Using PAL to discover application performance issues
This presentation is part of the Designing and Building for Performance Self-Study Course.
Hidden performance issues might include run times or resources used that are not high enough to trigger an alert, but that are still high enough to indicate that more system resources are being used than expected.
We will address these issues using the Performance Analyzer (PAL)
Before doing anything, click the Reset Data link twice to initialize the PAL readings to zero. After each screen, click the Add Reading link to obtain a DELTA reading for each. The PAL readings for each screen in the flow provide a story. The summary view enables you to quickly identify spots where significant performance spikes occur in a process.
Note: Reset and re-do the readings if significant values for the "RA" columns (representing rules assembly) are shown.
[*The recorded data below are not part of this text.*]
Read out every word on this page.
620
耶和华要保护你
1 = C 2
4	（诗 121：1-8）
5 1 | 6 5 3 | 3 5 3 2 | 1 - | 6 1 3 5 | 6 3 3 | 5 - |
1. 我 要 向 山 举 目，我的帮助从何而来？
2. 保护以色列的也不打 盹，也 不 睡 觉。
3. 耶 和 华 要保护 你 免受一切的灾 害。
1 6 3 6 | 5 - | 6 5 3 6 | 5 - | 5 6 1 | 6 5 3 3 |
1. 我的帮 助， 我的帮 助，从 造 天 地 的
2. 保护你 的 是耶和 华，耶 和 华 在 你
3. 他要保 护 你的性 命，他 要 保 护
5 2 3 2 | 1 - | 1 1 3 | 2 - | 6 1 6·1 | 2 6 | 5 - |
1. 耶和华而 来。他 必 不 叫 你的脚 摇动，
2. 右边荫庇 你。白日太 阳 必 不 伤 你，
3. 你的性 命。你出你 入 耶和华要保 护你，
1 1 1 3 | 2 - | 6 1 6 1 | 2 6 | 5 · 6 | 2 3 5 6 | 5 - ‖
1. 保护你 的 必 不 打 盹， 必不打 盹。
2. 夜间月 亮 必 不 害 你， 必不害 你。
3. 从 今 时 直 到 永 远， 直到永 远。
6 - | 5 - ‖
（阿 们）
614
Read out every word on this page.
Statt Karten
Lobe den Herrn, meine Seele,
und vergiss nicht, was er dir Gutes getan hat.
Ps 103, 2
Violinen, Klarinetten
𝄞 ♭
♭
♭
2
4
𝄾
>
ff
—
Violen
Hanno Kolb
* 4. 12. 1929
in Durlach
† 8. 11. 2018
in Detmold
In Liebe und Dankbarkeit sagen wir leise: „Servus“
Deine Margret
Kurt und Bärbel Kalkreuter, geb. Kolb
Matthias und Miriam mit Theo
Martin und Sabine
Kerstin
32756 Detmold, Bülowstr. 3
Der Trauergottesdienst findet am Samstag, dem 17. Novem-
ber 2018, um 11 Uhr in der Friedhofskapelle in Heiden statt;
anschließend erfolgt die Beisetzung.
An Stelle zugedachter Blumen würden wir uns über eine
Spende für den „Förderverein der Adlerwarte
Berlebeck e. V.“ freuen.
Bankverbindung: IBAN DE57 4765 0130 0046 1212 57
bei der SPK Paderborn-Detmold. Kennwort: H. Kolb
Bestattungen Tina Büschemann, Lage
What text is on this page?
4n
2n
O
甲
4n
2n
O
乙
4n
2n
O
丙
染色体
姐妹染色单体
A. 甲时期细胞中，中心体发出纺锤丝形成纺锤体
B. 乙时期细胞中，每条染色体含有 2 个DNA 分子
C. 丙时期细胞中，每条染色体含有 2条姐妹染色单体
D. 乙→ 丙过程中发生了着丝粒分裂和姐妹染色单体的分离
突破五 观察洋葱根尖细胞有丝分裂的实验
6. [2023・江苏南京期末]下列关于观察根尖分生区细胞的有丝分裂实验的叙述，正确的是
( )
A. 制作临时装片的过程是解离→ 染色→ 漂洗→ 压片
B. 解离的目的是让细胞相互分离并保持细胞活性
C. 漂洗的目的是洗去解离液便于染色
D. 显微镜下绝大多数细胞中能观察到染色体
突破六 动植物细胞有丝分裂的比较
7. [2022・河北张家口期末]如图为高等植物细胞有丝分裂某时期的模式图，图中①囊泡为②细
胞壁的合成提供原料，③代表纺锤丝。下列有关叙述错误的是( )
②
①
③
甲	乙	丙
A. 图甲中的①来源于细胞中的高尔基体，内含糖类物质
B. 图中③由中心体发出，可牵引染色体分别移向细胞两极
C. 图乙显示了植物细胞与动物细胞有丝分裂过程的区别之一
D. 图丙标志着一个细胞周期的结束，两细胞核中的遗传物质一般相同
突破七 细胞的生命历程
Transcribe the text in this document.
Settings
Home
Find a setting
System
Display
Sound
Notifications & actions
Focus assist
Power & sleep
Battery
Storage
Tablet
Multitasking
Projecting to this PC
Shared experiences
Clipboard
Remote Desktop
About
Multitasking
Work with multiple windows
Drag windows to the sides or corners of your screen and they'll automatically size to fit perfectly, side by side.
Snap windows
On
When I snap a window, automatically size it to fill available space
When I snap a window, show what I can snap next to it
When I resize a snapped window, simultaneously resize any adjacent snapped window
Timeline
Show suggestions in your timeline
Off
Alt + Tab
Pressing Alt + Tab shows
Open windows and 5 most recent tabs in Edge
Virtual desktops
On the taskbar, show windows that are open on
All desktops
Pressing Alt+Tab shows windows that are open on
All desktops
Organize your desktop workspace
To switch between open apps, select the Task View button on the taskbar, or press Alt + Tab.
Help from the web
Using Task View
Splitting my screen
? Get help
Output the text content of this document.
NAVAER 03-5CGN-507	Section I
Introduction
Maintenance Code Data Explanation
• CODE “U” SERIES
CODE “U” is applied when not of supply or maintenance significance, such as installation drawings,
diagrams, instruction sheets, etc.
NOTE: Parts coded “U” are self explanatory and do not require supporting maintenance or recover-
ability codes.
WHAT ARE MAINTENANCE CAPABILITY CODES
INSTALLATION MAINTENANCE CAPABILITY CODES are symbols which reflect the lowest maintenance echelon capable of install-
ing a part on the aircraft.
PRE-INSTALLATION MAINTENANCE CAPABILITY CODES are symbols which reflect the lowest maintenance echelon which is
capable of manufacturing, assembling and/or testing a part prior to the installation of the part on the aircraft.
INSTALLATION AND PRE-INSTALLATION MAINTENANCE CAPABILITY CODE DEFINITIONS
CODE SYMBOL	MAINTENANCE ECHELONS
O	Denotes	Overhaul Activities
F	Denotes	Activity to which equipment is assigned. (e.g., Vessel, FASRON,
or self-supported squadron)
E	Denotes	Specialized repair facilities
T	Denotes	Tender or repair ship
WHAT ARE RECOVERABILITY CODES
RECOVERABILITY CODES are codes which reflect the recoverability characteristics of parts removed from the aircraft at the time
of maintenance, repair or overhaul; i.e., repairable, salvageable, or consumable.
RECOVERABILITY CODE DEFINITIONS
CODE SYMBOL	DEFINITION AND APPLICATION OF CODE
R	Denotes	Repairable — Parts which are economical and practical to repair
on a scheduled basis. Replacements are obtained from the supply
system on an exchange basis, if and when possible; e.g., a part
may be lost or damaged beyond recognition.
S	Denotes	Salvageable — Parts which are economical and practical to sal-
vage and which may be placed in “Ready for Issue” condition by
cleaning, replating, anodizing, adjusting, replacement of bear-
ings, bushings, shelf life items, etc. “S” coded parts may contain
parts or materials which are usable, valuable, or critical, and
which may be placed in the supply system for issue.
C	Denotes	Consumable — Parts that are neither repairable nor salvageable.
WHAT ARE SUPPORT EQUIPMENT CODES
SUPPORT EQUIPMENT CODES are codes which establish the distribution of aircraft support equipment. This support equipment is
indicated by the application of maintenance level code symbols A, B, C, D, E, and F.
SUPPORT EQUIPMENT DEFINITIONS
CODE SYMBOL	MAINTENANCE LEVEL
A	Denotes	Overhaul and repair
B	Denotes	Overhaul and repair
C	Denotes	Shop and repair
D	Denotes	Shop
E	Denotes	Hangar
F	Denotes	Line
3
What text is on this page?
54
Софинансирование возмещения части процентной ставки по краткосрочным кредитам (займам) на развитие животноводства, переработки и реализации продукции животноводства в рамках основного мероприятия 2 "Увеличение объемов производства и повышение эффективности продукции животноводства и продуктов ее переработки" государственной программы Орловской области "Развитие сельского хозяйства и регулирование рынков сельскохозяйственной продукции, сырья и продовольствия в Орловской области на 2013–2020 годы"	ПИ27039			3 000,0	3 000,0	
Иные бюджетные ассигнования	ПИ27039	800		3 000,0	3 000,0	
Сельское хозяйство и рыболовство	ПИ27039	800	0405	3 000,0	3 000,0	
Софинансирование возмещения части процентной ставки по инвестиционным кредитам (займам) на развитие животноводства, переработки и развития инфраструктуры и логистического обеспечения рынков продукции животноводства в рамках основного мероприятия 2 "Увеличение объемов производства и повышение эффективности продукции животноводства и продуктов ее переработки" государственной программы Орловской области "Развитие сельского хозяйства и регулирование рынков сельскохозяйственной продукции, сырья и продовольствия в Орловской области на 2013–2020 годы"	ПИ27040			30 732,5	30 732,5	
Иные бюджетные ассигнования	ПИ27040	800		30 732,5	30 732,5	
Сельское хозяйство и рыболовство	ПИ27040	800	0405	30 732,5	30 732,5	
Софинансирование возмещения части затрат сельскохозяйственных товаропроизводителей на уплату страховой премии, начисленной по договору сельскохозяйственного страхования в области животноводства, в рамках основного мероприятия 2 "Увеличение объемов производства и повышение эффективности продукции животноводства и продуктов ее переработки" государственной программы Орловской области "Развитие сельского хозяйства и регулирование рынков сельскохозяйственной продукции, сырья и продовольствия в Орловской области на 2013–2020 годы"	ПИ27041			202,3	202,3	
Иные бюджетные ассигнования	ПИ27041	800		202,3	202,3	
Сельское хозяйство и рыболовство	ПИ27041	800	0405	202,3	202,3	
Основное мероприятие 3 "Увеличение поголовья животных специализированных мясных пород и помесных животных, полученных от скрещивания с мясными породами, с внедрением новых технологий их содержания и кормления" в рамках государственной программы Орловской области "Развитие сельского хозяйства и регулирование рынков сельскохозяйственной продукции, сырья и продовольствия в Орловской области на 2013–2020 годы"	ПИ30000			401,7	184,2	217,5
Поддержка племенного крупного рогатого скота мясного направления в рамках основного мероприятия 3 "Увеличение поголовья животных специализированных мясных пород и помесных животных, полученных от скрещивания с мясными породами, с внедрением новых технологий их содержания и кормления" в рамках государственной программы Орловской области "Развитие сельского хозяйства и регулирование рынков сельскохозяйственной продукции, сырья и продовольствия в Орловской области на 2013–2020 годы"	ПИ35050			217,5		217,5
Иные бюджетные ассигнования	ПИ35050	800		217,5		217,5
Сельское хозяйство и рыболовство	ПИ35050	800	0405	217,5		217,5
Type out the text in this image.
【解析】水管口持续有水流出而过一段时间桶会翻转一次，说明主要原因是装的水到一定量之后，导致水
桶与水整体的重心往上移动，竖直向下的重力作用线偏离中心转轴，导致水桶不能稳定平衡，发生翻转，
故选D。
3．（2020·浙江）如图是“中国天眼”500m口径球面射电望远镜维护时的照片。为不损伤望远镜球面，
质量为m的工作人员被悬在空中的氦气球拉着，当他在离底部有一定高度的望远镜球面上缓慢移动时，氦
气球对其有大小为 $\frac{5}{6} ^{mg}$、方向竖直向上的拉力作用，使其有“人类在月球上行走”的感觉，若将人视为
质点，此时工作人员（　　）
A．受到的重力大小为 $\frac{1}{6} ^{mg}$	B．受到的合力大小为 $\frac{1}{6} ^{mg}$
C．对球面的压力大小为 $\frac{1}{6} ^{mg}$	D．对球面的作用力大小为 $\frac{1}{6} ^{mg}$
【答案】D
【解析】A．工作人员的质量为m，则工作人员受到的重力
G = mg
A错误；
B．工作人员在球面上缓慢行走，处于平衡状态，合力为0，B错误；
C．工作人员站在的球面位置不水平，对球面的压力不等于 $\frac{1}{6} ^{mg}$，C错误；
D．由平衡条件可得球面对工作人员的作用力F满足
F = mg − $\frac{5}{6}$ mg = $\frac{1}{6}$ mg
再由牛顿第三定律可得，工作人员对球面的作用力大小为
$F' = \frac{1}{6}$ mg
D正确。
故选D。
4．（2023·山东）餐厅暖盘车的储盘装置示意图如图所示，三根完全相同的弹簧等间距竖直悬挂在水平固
Rules assembly skews the results significantly, and PAL should be analyzed only after rules assembly has occurred. If rules assembly persists, work with the system administrator to determine if there is a configuration issue with PRPC.
Understanding PAL int Count Values
The "Int Count" value shows how many times the browser communicated with the PRPC for this request. Typical screens take from 1 – 3 interactions. Complex screens with a lot of dynamic content may show this number much higher. The more interactions per request, the more overall network latency will build up. This view shows how much total time it took screen to screen and how the time was spent (i.e., which categories it falls into).
Understanding PAL CPU Time Values
CPU time can indicate if the process is a computationally intensive one. For example, a screen that used 0.18 seconds of CPU would mean that in a single user development environment that the "Total Elapsed" response time would be sub-seconds. However, remember this one screen is using 1/5th of the total CPU on the machine. In a production system this does not leave much capacity for more than 4 or 5 more concurrent users. When comparing the "Total CPU" time to the "Total Elapsed" time, the developer can understand how CPU bound that request was. If the Total Elapsed is 0.20 seconds and Total CPU is 0.18 seconds, then that request was almost all CPU. CPU numbers are not available for UNIX based systems, which is why it is important for the installation to have one Windows-based machine available for PAL analysis during development and testing.
Understanding PAL Rule Count Values
Rule Counts provide insight into the number of rules being executed between readings. Are they in line with the number of rules you have coded or are they 10x, 100x or more? Very high Activity counts can be very useful in identifying poor performing looping conditions in the process or excessive procedural execution. High Connect counts give you an idea as to how "chatty" your logic is with the back end systems. Five or 10+ connector calls per request could add up quickly to long overall response times.
Understanding PAL Total Byte Values
The Total Bytes counter indicates how much data is moving between the client and the server. This counter helps determine if there are very heavy screens or if large amounts of data are being sent to the server. Numbers of 100k or more certainly are worth looking into as they will surely strain the network and the browser machine to process all that HTML and data.
Understanding the PAL Detail Screen
Click the link under one of the DELTA readings that requires further understanding, possibly due to a long Total Elapsed or a high Total bytes, to see over 100 different PAL statistics presented.
Do not be intimidated by the list of numbers, as there are a few here that are of particular interest, while the other more esoteric values can be researched if you need it at a later time.
In the Database Access Counts section, search for any that happen to have the term "Storage Stream" in the label. These pertain to measurements related to reading or writing the BLOB or pzPvStream to/from the database. These can be particularly resource intensive.
Scanning over all the PAL detailed statistics, any value that seems to be particularly high may be worth inspecting in more detail.